It’s difficult to believe that my time in Berlin has come to an end.
Germany is a surprisingly difficult place to get out of, and not just because I still like Berlin so much.
We had to give three months notice on our flat, and there were varying periods of advance notice to get out of just about everything else. Even so, some of those bureaucrats just didn’t want to let me go. The all-powerful deregistration certificate (Abmeldung) is the only thing that’ll get the health insurance, German pension, mobile phone, tax office (Finanzamt) and bloody TV Tax bureaucrats off my back and out of my bank account, and I could only apply for that seven days before vacating our flat.
I started the process of thinning out my library late last year. I managed to let go of nearly 400 books, but we still shipped 69 boxes total, of which 36 were books and assorted notebooks, papers and drafts. I don’t know what the other stuff was. All my clothes seemed to fit in two suitcases.
Emptying our flat was another challenge. What’s the last possible day you can do without a piece of furniture, a kitchen item or a bed? I chipped away at it for two months, selling things on Kleinenzeigen — including all our appliances — and giving away a lot for free. That and filling screw holes in the walls and touching them up with a little paint. My desk was the last to go; I wanted to work right until the end. We were down to a mattress topper on the floor for the last three nights.
Somehow we got it all cleared out two days early, while working throughout. And then we moved to an Air BnB flat a few U-bahn stops away and handed over our keys a day early.
We took one last look through the flat, and one last walk around our neighbourhood — including Jungfernheide Park, where my wife did so much marathon training and where I trained for my Pyrenees traverse.
And then we trudged down the steps of the U7, knowing we would probably never see those streets again.
We found ourselves in a weird in between space. We were staying in an Air BnB apartment, so inside that flat it felt like we were traveling, with all the usual ‘living out of a suitcase’ routines. But step outside the door and we were in Berlin, a city I know so well.
We spent those last few days revisiting favourite places.
So many of my favourites are summer places, so we couldn’t go there: biking up and down the runways at Tempelhofer Feld followed by the biergarten, the Prater Garten in Prenzlauer Berg, reading on the grass of the Tiergarten, or sipping beers under the elevated line at Gleisdreieck, and picnics there with friends. There was nothing better on a summer day than biking around this city that is so big but so flat and bike-able.
Other Berlin memories are seasonal, like screenings and red carpet premiers at the Berlinale, and those are gone forever.
Others are still accessible, even in the depths of winter.

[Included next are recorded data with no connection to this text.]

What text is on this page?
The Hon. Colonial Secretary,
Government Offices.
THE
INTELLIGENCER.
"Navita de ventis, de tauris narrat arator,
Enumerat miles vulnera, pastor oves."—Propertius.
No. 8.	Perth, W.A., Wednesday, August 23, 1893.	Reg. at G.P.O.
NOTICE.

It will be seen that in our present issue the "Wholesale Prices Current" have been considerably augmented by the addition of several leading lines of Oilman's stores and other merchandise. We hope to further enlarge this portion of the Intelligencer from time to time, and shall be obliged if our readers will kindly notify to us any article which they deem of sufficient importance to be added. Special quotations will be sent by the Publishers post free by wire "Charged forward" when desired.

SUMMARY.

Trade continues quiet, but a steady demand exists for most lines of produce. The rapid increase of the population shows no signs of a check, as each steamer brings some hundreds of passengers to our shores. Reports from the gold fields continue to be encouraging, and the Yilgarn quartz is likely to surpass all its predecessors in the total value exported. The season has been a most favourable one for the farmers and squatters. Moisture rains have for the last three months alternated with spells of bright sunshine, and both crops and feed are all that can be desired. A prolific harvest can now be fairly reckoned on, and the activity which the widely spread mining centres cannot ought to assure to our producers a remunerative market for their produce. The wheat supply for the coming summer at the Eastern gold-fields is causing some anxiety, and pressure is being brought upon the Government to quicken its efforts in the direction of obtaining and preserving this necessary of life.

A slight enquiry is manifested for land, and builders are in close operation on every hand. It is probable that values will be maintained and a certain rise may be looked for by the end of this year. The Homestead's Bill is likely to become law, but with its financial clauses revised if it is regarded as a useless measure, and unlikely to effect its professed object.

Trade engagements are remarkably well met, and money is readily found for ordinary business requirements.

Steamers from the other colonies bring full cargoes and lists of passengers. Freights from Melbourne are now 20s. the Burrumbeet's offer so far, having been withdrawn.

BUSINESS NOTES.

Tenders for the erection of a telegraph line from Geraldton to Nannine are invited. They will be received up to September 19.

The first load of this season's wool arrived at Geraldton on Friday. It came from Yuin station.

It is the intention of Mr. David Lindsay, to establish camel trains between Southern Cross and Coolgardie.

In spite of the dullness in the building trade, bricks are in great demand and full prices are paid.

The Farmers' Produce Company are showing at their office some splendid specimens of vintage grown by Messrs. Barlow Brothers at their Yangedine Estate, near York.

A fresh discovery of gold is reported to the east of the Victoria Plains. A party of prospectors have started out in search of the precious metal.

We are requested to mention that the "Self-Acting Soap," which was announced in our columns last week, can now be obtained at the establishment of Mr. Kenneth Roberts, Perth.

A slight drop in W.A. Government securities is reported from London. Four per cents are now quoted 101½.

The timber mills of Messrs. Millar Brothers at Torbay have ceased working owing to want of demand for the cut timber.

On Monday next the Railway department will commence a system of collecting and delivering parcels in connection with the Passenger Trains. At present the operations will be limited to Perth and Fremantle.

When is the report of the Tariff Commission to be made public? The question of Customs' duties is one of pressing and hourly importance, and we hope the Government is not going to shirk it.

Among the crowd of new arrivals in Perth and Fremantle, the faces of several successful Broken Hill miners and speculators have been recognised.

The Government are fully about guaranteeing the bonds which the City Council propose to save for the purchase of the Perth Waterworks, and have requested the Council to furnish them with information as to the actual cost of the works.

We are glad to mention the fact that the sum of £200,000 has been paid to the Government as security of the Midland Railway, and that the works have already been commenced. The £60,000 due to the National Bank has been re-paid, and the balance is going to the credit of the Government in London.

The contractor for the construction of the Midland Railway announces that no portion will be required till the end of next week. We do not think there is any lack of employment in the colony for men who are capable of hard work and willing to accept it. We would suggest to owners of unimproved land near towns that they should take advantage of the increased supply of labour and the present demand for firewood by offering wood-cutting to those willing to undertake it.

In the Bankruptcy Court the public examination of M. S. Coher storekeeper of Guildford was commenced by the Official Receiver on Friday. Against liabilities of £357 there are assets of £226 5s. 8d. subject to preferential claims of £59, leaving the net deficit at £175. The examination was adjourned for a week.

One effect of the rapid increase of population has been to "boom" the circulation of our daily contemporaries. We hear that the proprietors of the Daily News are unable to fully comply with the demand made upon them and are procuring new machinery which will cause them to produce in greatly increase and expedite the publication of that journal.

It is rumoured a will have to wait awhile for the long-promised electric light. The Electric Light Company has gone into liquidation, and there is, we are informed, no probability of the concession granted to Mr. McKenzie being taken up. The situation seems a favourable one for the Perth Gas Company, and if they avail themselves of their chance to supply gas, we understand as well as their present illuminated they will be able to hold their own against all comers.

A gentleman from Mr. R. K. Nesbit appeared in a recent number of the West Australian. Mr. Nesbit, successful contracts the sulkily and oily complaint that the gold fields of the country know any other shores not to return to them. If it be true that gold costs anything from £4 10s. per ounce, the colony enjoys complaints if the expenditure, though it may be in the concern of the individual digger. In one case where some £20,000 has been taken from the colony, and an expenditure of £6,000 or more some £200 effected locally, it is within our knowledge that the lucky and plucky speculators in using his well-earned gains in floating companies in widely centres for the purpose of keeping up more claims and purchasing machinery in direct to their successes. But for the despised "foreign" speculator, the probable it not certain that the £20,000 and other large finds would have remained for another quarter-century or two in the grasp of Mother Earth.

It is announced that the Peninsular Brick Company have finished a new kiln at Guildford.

We walked through Gendarmenmarkt, surely Berlin’s most beautiful square, and continued on to Bebelplatz, the big square next to Humboldt University library where the Nazis burned books in 1933. I always stop to pay my respects at the empty library monument when I’m in the area. It’s one of my favourite places in Berlin.
We also went to Zwiebelfisch, our favourite bar, for one last beer, and talked about all the friends and visitors we took there over the years.
Chinese food at Aroma was also on the list. We’ve been going there since our first visit to Berlin in 2013.
A walk down Auguststrasse remembering all those years of galleries, openings and Berlin Art Week.
KaDeWe for champagne and oysters.
And a walk through our old neighbourhood of Bergmannkiez, where we spent our first four Berlin years. We were over there this summer with Paul and Sheila Theroux, but when you’ve got a couple days left, it’s those old places you always want to see.
The highlight for me was catching one last midnight screening of Casablanca at the little 32-seat Lichtblick Kino. They’ve been showing it every Saturday night at midnight for years.
And now I have to cut this short, just like my nine years in Berlin. It’s time to go to the airport. There’s only a couple hours left.
It’s strange to think we’ll probably never see these places again.


















Auf wiedersehen. I know how strange it can feel to leave a big-ass city, which has so many physical reminders of your presence. They will (presumably) endure well beyond, when you are nary a blip. I felt the same way leaving NYC, and I was only there for five years (though it was from ages 24 to 29, so they were particularly formative).
Good luck to you and Tomoko. I look forward to following your next chapter, literally and figuratively ;).
P.S. That theater that shows Casablanca looks so cool. If I'm ever in Berlin, I'm gonna have to go.